More than one in four teachers believe their school buildings are not suitable for learning, a poll has found.
It reveals that teachers believe good ventilation, lighting and classroom layout are all vital in helping with teaching and learning.
The poll, conducted by the Teachers Support Network and the British Council for School Environments (BCSE) with the Association of Teachers & Lecturers (ATL) asked school staff to rate how important they felt various aspects of their school buildings were.
The findings showed that 25.7% believe the design of their school buildings is “poor” in providing an effective learning environment.
Almost all (95.8%) said a school’s environment has an influence over pupil behaviour.
Among teachers’ criticisms of their school buildings was a lack of space for students to relax, and a lack of “exciting, flexible and appropriately sized classrooms for students.”
One teacher told researchers: “We currently have 250 more students in our school than we were designed to accommodate.”
There were also concerns about toilet facilities, with one teacher saying: “Students are very vocal about inadequate toilet facilities, which makes them feel unrespected.”
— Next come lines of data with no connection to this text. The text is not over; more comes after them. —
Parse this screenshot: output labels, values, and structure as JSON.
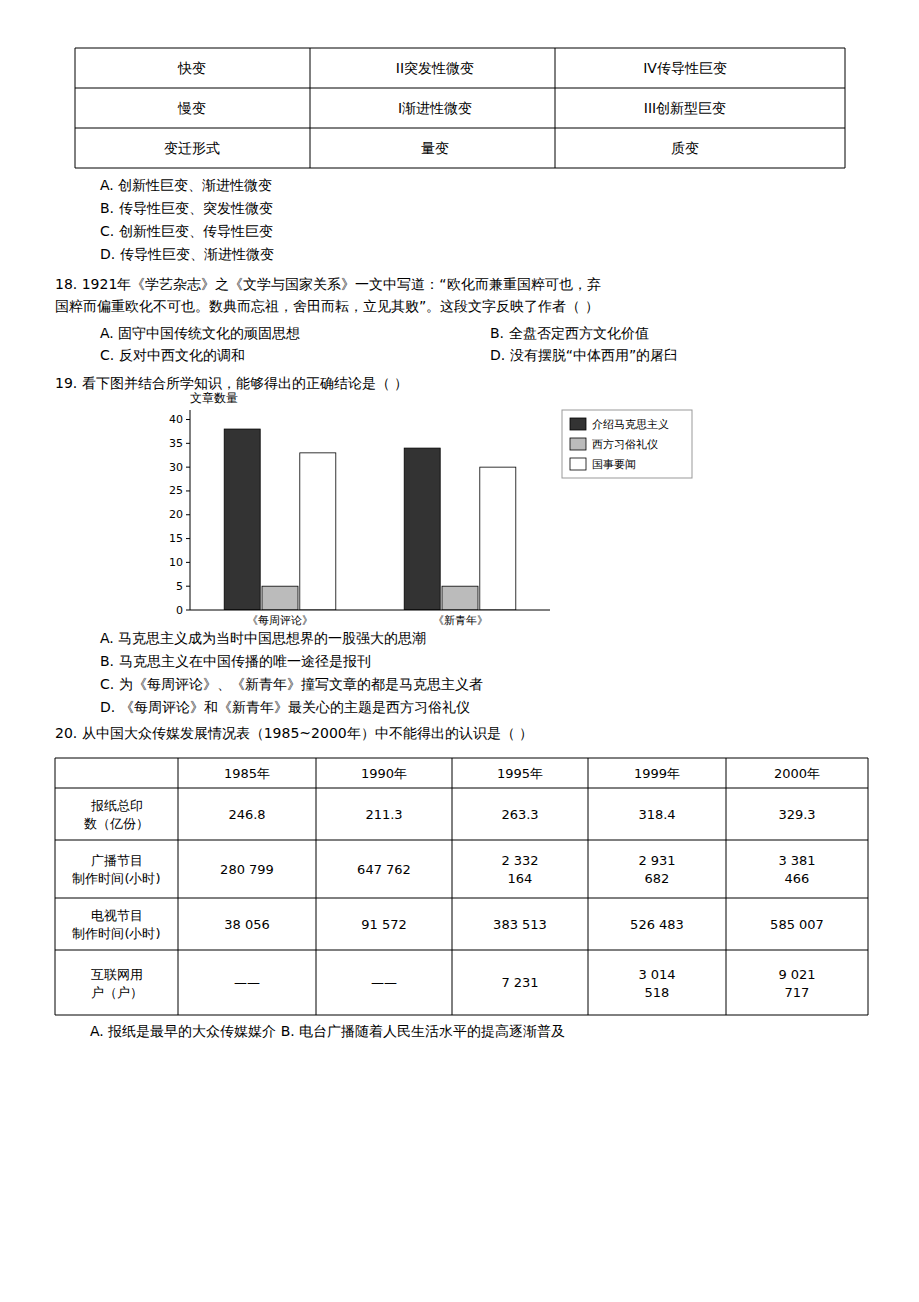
{
  "chart_data": {
    "type": "bar",
    "title": "文章数量",
    "categories": [
      "《每周评论》",
      "《新青年》"
    ],
    "series": [
      {
        "name": "介绍马克思主义",
        "color": "#333333",
        "values": [
          38,
          34
        ]
      },
      {
        "name": "西方习俗礼仪",
        "color": "#bbbbbb",
        "values": [
          5,
          5
        ]
      },
      {
        "name": "国事要闻",
        "color": "#ffffff",
        "values": [
          33,
          30
        ]
      }
    ],
    "ylim": [
      0,
      42
    ],
    "yticks": [
      0,
      5,
      10,
      15,
      20,
      25,
      30,
      35,
      40
    ],
    "grid": false,
    "legend": "right"
  },
  "page": {
    "table1_rows": [
      [
        "快变",
        "II突发性微变",
        "IV传导性巨变"
      ],
      [
        "慢变",
        "I渐进性微变",
        "III创新型巨变"
      ],
      [
        "变迁形式",
        "量变",
        "质变"
      ]
    ],
    "q17_options": [
      "A. 创新性巨变、渐进性微变",
      "B. 传导性巨变、突发性微变",
      "C. 创新性巨变、传导性巨变",
      "D. 传导性巨变、渐进性微变"
    ],
    "q18_text1": "18. 1921年《学艺杂志》之《文学与国家关系》一文中写道：“欧化而兼重国粹可也，弃",
    "q18_text2": "国粹而偏重欧化不可也。数典而忘祖，舍田而耘，立见其败”。这段文字反映了作者（     ）",
    "q18_opt_A": "A. 固守中国传统文化的顽固思想",
    "q18_opt_B": "B. 全盘否定西方文化价值",
    "q18_opt_C": "C. 反对中西文化的调和",
    "q18_opt_D": "D. 没有摆脱“中体西用”的屠臼",
    "q19_text": "19. 看下图并结合所学知识，能够得出的正确结论是（     ）",
    "q19_options": [
      "A. 马克思主义成为当时中国思想界的一股强大的思潮",
      "B. 马克思主义在中国传播的唯一途径是报刊",
      "C. 为《每周评论》、《新青年》撞写文章的都是马克思主义者",
      "D. 《每周评论》和《新青年》最关心的主题是西方习俗礼仪"
    ],
    "q20_text": "20. 从中国大众传媒发展情况表（1985~2000年）中不能得出的认识是（     ）",
    "table2_headers": [
      "1985年",
      "1990年",
      "1995年",
      "1999年",
      "2000年"
    ],
    "table2_col0": [
      "报纸总印\n数（亿份）",
      "广播节目\n制作时间(小时)",
      "电视节目\n制作时间(小时)",
      "互联网用\n户（户）"
    ],
    "table2_data": [
      [
        "246.8",
        "211.3",
        "263.3",
        "318.4",
        "329.3"
      ],
      [
        "280 799",
        "647 762",
        "2 332\n164",
        "2 931\n682",
        "3 381\n466"
      ],
      [
        "38 056",
        "91 572",
        "383 513",
        "526 483",
        "585 007"
      ],
      [
        "——",
        "——",
        "7 231",
        "3 014\n518",
        "9 021\n717"
      ]
    ],
    "q20_options_text": "A. 报纸是最早的大众传媒媒介        B. 电台广播随着人民生活水平的提高逐渐普及"
  }
}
The survey comes the day after hundreds of teachers, pupils and parents descended on Parliament to protest against the government’s decision to axe a £55bn school rebuilding programme.
More than 700 schools have seen their projects cancelled as a result of education secretary Michael Gove’s decision, and he later came under fire over his handling of the situation after it emerged that initial lists of affected works were strewn with errors.
BCSE chief executive Ty Goddard said: “The survey shows school environments matter. Money invested in school buildings is an investment in teachers and children, not a wasted luxury. We need professional environments which support our teachers to do their jobs.”